L’augmentation de la quantité et de la diversité des matières fécales aurait pu contribuer à accroître la disponibilité des nutriments, ce qui aurait probablement favorisé l’essor d’organismes plus complexes, la complexification des réseaux trophiques et la colonisation d’habitats marins de plus en plus diversifiés. Ces écosystèmes en expansion auraient, à leur tour, pu contribuer à accroître la productivité biologique.

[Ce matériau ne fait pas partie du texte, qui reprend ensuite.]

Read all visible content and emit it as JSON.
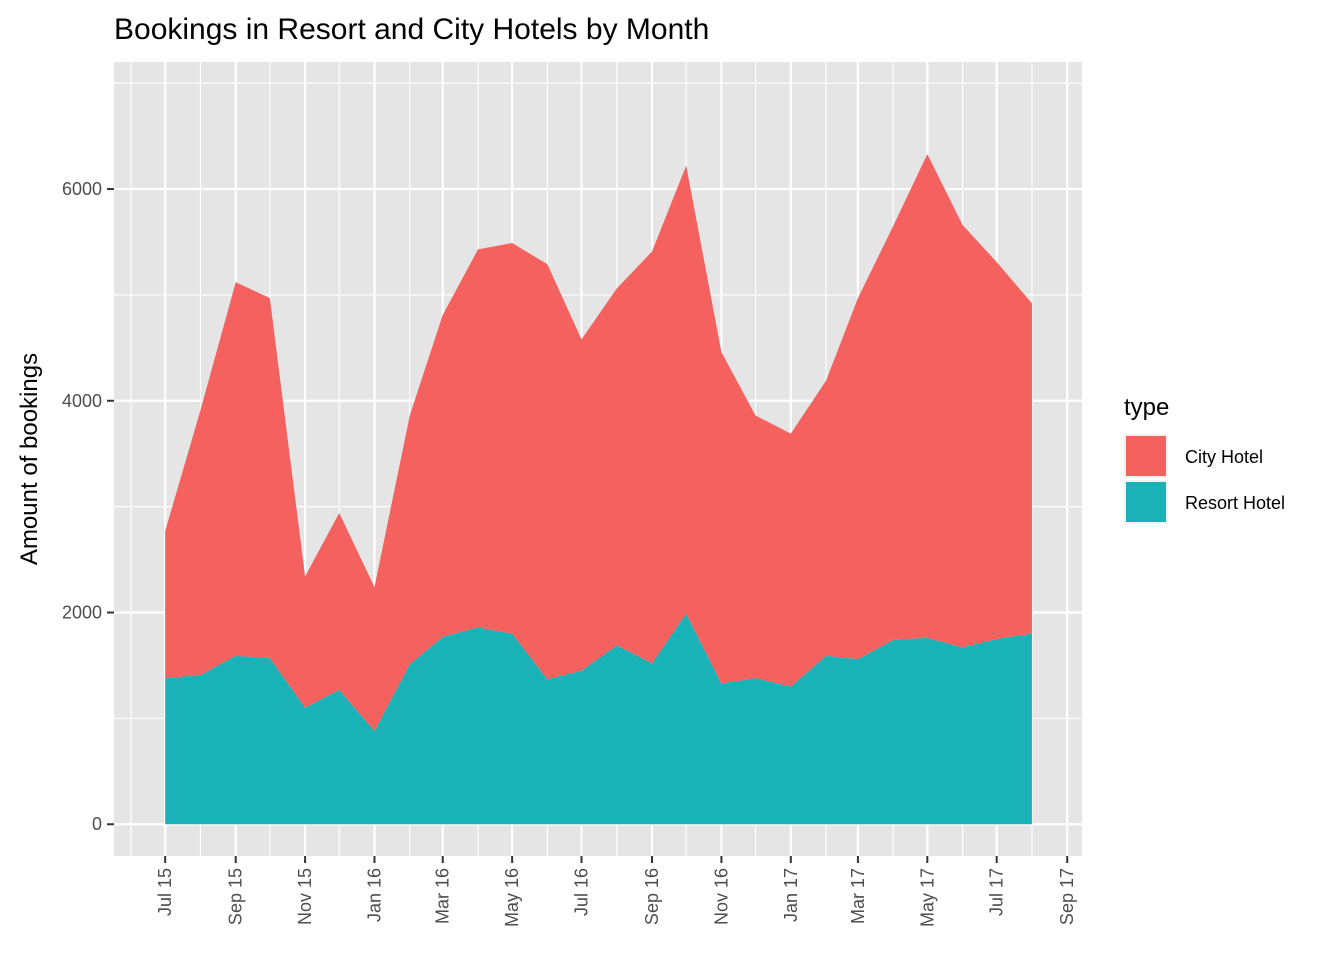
{
  "chart_data": {
    "type": "area",
    "stacked": true,
    "title": "Bookings in Resort and City Hotels by Month",
    "xlabel": "",
    "ylabel": "Amount of bookings",
    "x": [
      "2015-07",
      "2015-08",
      "2015-09",
      "2015-10",
      "2015-11",
      "2015-12",
      "2016-01",
      "2016-02",
      "2016-03",
      "2016-04",
      "2016-05",
      "2016-06",
      "2016-07",
      "2016-08",
      "2016-09",
      "2016-10",
      "2016-11",
      "2016-12",
      "2017-01",
      "2017-02",
      "2017-03",
      "2017-04",
      "2017-05",
      "2017-06",
      "2017-07",
      "2017-08"
    ],
    "series": [
      {
        "name": "Resort Hotel",
        "color": "#19B3B7",
        "values": [
          1380,
          1410,
          1590,
          1570,
          1100,
          1270,
          880,
          1510,
          1770,
          1860,
          1800,
          1370,
          1450,
          1690,
          1520,
          1990,
          1330,
          1380,
          1300,
          1590,
          1560,
          1740,
          1760,
          1670,
          1750,
          1800
        ]
      },
      {
        "name": "City Hotel",
        "color": "#F4615E",
        "values": [
          1390,
          2500,
          3530,
          3400,
          1240,
          1670,
          1360,
          2350,
          3040,
          3570,
          3690,
          3920,
          3130,
          3370,
          3890,
          4230,
          3130,
          2480,
          2390,
          2600,
          3410,
          3910,
          4570,
          3990,
          3560,
          3120
        ]
      }
    ],
    "ylim": [
      -300,
      7200
    ],
    "y_ticks": [
      0,
      2000,
      4000,
      6000
    ],
    "y_tick_labels": [
      "0",
      "2000",
      "4000",
      "6000"
    ],
    "x_ticks": [
      "2015-07",
      "2015-09",
      "2015-11",
      "2016-01",
      "2016-03",
      "2016-05",
      "2016-07",
      "2016-09",
      "2016-11",
      "2017-01",
      "2017-03",
      "2017-05",
      "2017-07",
      "2017-09"
    ],
    "x_tick_labels": [
      "Jul 15",
      "Sep 15",
      "Nov 15",
      "Jan 16",
      "Mar 16",
      "May 16",
      "Jul 16",
      "Sep 16",
      "Nov 16",
      "Jan 17",
      "Mar 17",
      "May 17",
      "Jul 17",
      "Sep 17"
    ],
    "xlim": [
      "2015-05-17",
      "2017-09-14"
    ],
    "grid": true,
    "panel_background": "#E5E5E5",
    "legend": {
      "title": "type",
      "position": "right",
      "entries": [
        {
          "label": "City Hotel",
          "color": "#F4615E"
        },
        {
          "label": "Resort Hotel",
          "color": "#19B3B7"
        }
      ]
    }
  }
}
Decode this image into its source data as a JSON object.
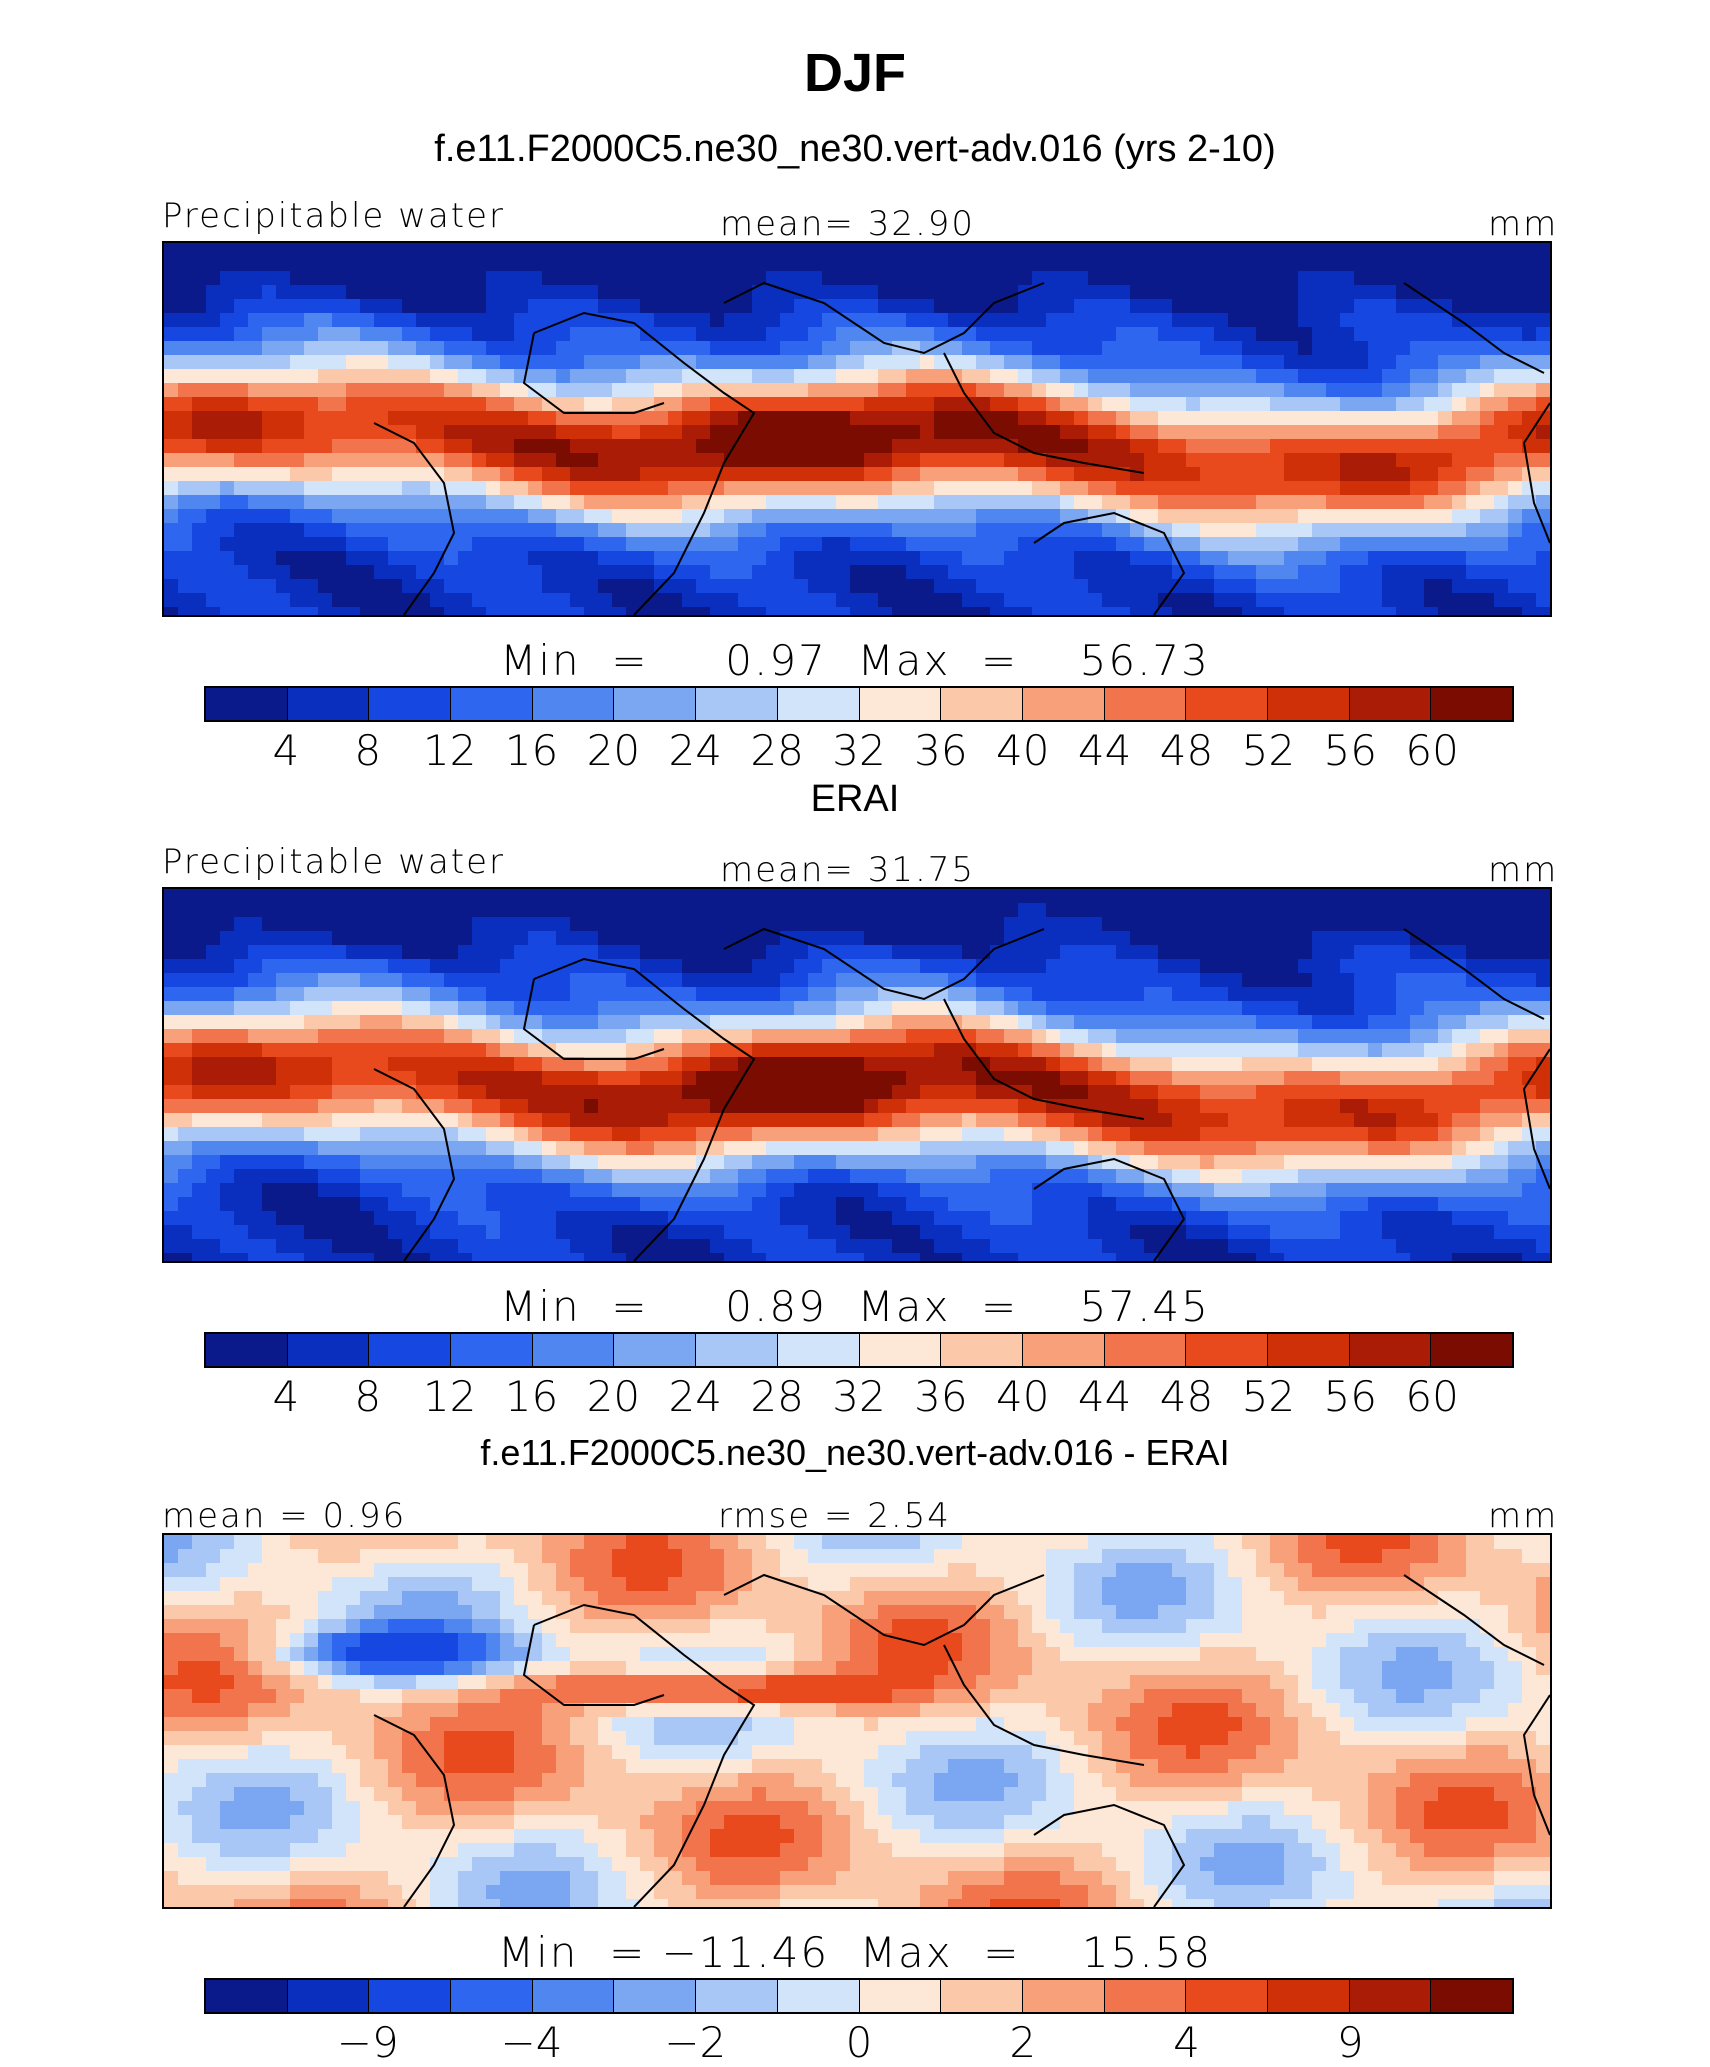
{
  "title": "DJF",
  "case_title": "f.e11.F2000C5.ne30_ne30.vert-adv.016 (yrs 2-10)",
  "colors": [
    "#0a1a8a",
    "#0a2fbf",
    "#1647e0",
    "#2e66f0",
    "#4f86f0",
    "#7aa6f2",
    "#a8c6f6",
    "#d2e4fa",
    "#fde8d8",
    "#fbc8aa",
    "#f7a07a",
    "#f2744c",
    "#e84a1e",
    "#d03008",
    "#ab1c06",
    "#7a0c02"
  ],
  "chart_data": [
    {
      "type": "heatmap",
      "panel_title": "",
      "left_label": "Precipitable water",
      "center_label": "mean=   32.90",
      "units": "mm",
      "minmax": "Min  =     0.97  Max  =    56.73",
      "field": "model",
      "levels": [
        "4",
        "8",
        "12",
        "16",
        "20",
        "24",
        "28",
        "32",
        "36",
        "40",
        "44",
        "48",
        "52",
        "56",
        "60"
      ]
    },
    {
      "type": "heatmap",
      "panel_title": "ERAI",
      "left_label": "Precipitable water",
      "center_label": "mean=   31.75",
      "units": "mm",
      "minmax": "Min  =     0.89  Max  =    57.45",
      "field": "obs",
      "levels": [
        "4",
        "8",
        "12",
        "16",
        "20",
        "24",
        "28",
        "32",
        "36",
        "40",
        "44",
        "48",
        "52",
        "56",
        "60"
      ]
    },
    {
      "type": "heatmap",
      "panel_title": "f.e11.F2000C5.ne30_ne30.vert-adv.016 - ERAI",
      "left_label": "mean  =     0.96",
      "center_label": "rmse  =     2.54",
      "units": "mm",
      "minmax": "Min  = −11.46  Max  =    15.58",
      "field": "diff",
      "levels": [
        "",
        "−9",
        "",
        "−4",
        "",
        "−2",
        "",
        "0",
        "",
        "2",
        "",
        "4",
        "",
        "9",
        ""
      ]
    }
  ]
}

Entre environ 560 et 500 millions d’années, le système digestif des animaux et leurs excréments ont subi d’importantes diversifications. © Kimmig & Bicknell
Les écosystèmes marins ne peuvent notamment pas se développer de manière optimale sans une combinaison de facteurs allant de la température à la disponibilité en nutriments. Ces résultats offriraient ainsi un aperçu du rôle d’un facteur d’évolution longtemps sous-estimé. « Notre observation vient compléter d’autres hypothèses expliquant l’explosion cambrienne», concluent les auteurs dans un article publié dans The Conversation.